Compliance with QMB Billing Rules and Guidance on Navigating Billing Procedures for QMB Patients

The Qualified Medicare Beneficiary (QMB) program, which offers Medicaid coverage for Medicare Part A and Part B premiums and cost-sharing to low-income Medicare beneficiaries, can be difficult to understand. The following points help clarify billing rules for healthcare providers regarding QMB patients.

Key points include:


1. Program Overview: QMB provides Medicaid coverage for Medicare expenses to eligible low-income individuals. In 2016, about 7.5 million beneficiaries were enrolled in the program, with different levels of Medicaid coverage.

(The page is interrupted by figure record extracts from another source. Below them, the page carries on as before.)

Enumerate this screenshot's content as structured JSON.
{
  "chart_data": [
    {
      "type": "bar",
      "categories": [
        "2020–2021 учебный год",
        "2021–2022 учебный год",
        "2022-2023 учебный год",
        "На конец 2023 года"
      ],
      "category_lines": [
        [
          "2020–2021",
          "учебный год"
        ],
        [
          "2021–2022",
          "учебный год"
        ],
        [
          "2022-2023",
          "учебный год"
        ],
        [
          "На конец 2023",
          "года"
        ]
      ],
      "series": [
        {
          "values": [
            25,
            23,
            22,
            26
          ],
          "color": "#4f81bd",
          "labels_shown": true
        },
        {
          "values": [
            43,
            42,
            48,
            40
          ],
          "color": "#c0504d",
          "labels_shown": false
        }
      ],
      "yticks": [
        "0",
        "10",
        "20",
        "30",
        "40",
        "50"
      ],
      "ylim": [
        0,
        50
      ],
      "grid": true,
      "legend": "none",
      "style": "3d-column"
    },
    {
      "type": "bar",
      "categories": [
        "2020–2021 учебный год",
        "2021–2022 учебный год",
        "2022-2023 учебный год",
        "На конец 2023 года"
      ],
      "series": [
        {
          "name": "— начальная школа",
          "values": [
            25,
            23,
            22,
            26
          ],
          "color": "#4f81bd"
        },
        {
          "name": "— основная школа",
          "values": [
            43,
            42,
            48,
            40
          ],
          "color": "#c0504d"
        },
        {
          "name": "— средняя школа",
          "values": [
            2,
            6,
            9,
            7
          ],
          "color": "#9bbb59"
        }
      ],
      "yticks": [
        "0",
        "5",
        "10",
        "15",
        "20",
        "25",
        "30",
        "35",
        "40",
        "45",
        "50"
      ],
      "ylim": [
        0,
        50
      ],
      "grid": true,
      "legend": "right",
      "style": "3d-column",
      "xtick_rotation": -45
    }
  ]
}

2. Billing Requirements: Providers, regardless of whether they accept Medicaid, must not charge QMB individuals for Medicare cost-sharing (deductibles, coinsurance, and copays) for covered services. Pharmacists can still collect copayments for Part D prescription drugs.

3. State Medicaid Payments: Providers can seek payment for Medicare cost-sharing from State Medicaid Programs, though states often limit these payments. QMB individuals have no legal obligation to pay Medicare cost-sharing amounts.

4. Compliance Steps: Providers should establish processes to identify QMB status before billing, ensure exemption from Medicare charges, and seek payment from State Medicaid Programs when applicable.

5. QMB Status Identification: Providers can verify QMB status through Medicare eligibility data, remittance advice, Medicaid systems, or other documentation.

6. Advance Beneficiary Notices (ABN): Special guidelines apply when issuing ABNs to dual eligible beneficiaries. Providers cannot bill dual eligible beneficiaries pending adjudication by both Medicare and Medicaid.

7. Statutorily Excluded Services: Providers may bill QMB beneficiaries for services not covered by Medicare if Medicaid coverage is not available. Medicaid may cover excluded Medicare services if state policy allows and the provider participates in Medicaid.